Born in 1977 in Bergisch Gladbach, Germany, Thomas Hawranke is a media artist and researcher whose practice investigates the influence of technology on society and the impact of computational logic onto human-animal-machine relationships. In his eclectic interventions, Hawranke operates at the intersection of performance and video art: a central concern of his is bringing to the surface the ideologies that inform everyday life. Hawranke graduated in Media Art at the Academy of Media Arts Cologne and received a PhD from the Bauhaus-University in Weimar, Germany, with a dissertation on the modification of video games, also known as modding, as a method for artistic research. Since 2005, he has been a member of susigames, an independent art label founded in 2003 that investigates alternative gaming’s approaches, and he is the co-founder of the Paidia Institute in Cologne. His works have been presented at several exhibitions and festivals, including the zkm_gameplay in Karlsruhe and the RENCONTRES INTERNATIONALES PARIS/BERLIN. Hawranke lives and works in Cologne, Germany.
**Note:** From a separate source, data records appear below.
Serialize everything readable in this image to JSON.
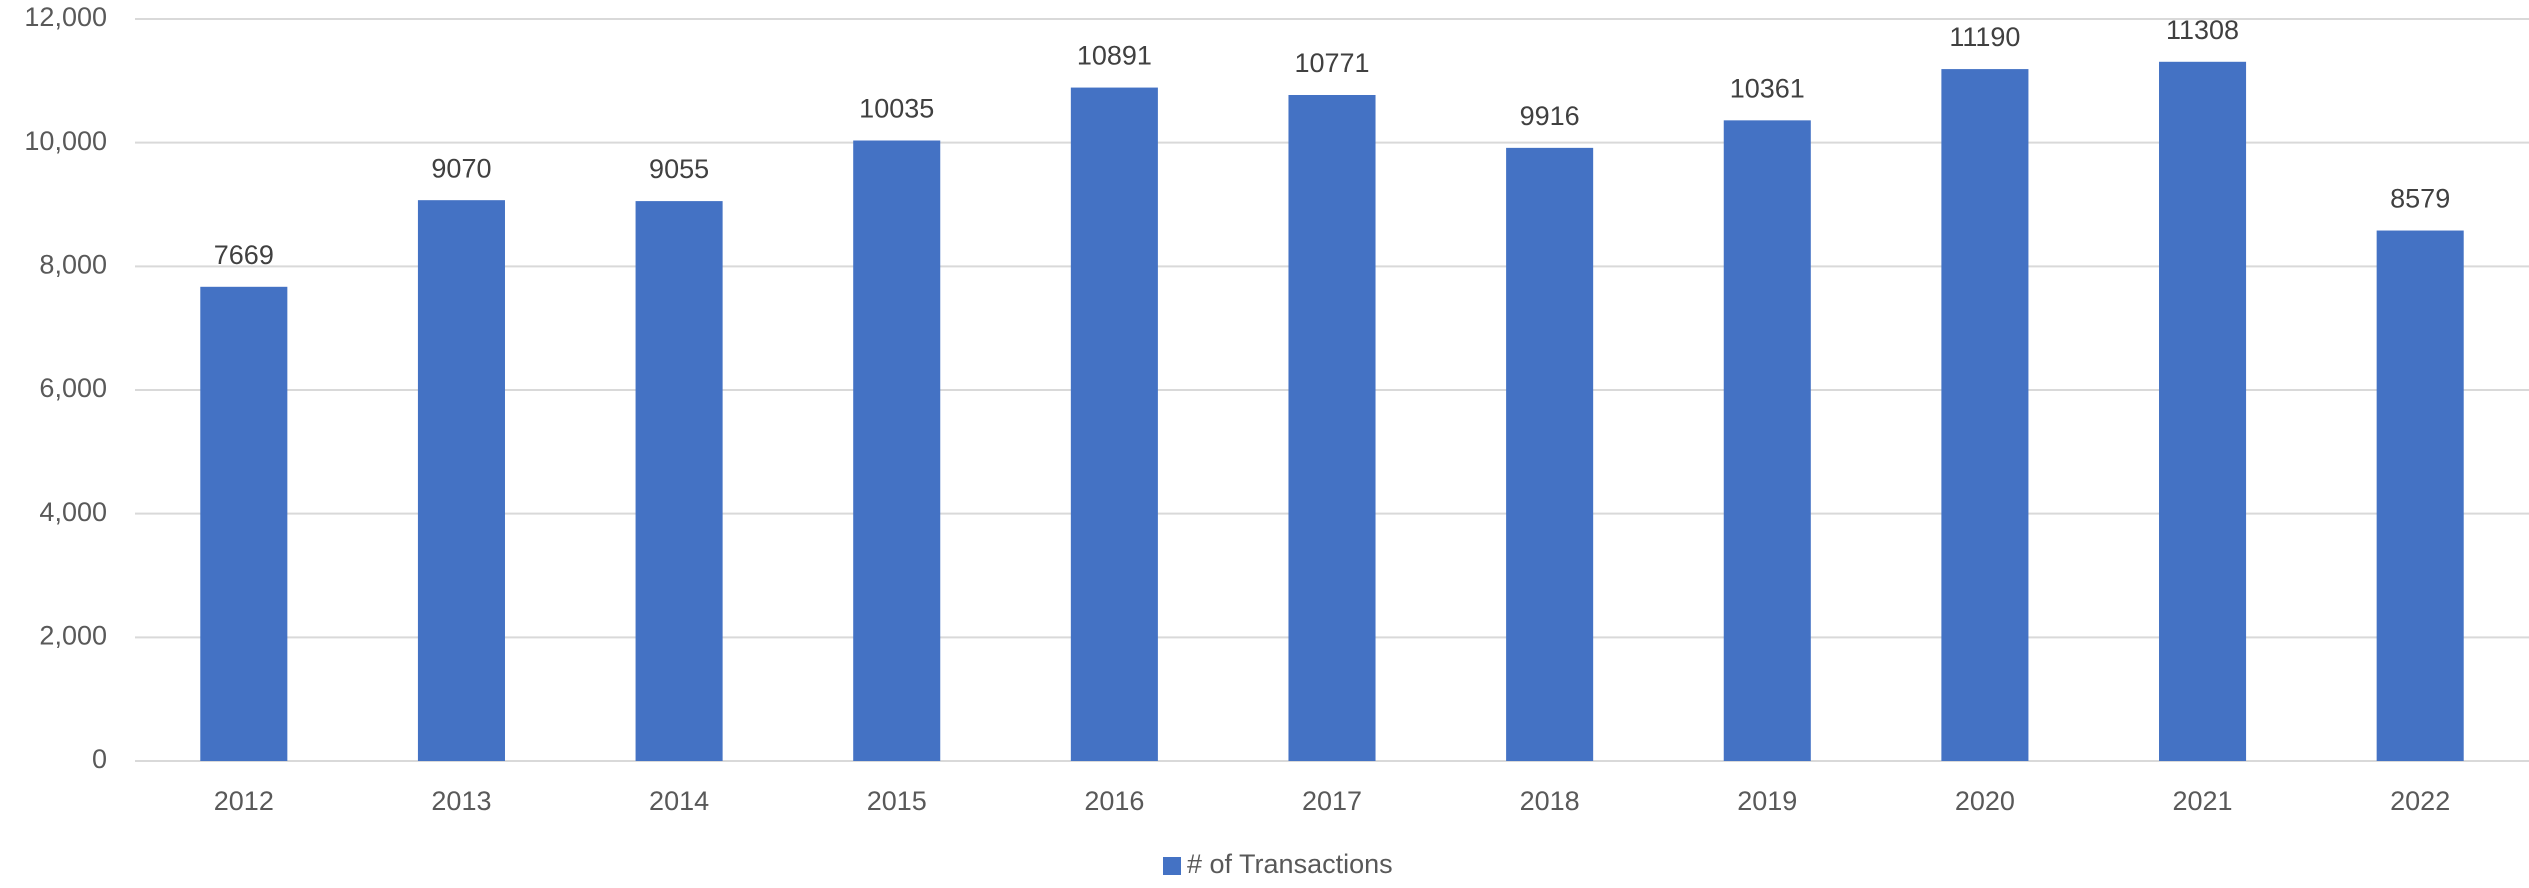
{
  "chart_data": {
    "type": "bar",
    "categories": [
      "2012",
      "2013",
      "2014",
      "2015",
      "2016",
      "2017",
      "2018",
      "2019",
      "2020",
      "2021",
      "2022"
    ],
    "series": [
      {
        "name": "# of Transactions",
        "color": "#4472c4",
        "values": [
          7669,
          9070,
          9055,
          10035,
          10891,
          10771,
          9916,
          10361,
          11190,
          11308,
          8579
        ]
      }
    ],
    "ylim": [
      0,
      12000
    ],
    "yticks": [
      0,
      {
        "value": 2000,
        "label": "2,000"
      },
      {
        "value": 4000,
        "label": "4,000"
      },
      {
        "value": 6000,
        "label": "6,000"
      },
      {
        "value": 8000,
        "label": "8,000"
      },
      {
        "value": 10000,
        "label": "10,000"
      },
      {
        "value": 12000,
        "label": "12,000"
      }
    ],
    "grid": true,
    "legend": "bottom"
  }
}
Lasse Scherffig is an artist and scientist with a background in cognitive science/machine learning and computer science. Scherffig is interested in the relationship of humans, machines, and society; cybernetics and the technological infrastructures of communication and control; and the cultures and aesthetics of computation and interaction. His work oscillates between computer science and experimental artistic practices, engineering and amateur/DIY methods, science and humanities. A professor of Interaction Design at Köln International School of Design, he previously served as the Department Chair of Art and Technology at San Francisco Art Institute, where he taught as assistant professor. Scherffig co-founded the artist group Paidia Institute and off topic, magazine for media art. His art projects have been shown at numerous exhibitions. Lasse holds a doctoral degree in Experimental Computer Science from KHM, Academy of Media Arts Cologne.
VALLEY
digital video/machinima (1280 x 720), color, sound, 7’ 06”, Hungary/Canada
Created by Gina Hara
Inspired by the rise of artificial intelligence (AI) software in mental health contexts, Gina Hara uses the world of Minecraft as a backdrop for a series of exchanges with an AI-powered chatbot, called Robin, developed specifically for the project. Both the process and the resulting narrative are documented in this short machinima.
Gina Hara is a Hungarian-Canadian filmmaker and artist. She holds an MA in Intermedia, an MFA in Film Production and worked with film, video, new media, gaming, and design. Waning (2011), her first fiction film, was nominated for a Best Canadian Short award at the Toronto International Film Festival. Your Place or Minecraft (2016), a machinima web series focusing on game studies, is currently available on YouTube. Hara’s full length documentary Geek Girls (2017) explores the notion of subculture from women’s perspective and was screened internationally, including IULM University in 2018 during the Gender Play conference. Her artworks have been exhibited by several institutions including the New Museum in New York, the Budapest Kunsthalle and the City of Montreal. Hara lives in Montreal, where she works as Creative Director of the Technoculture, Art and Games Research Centre.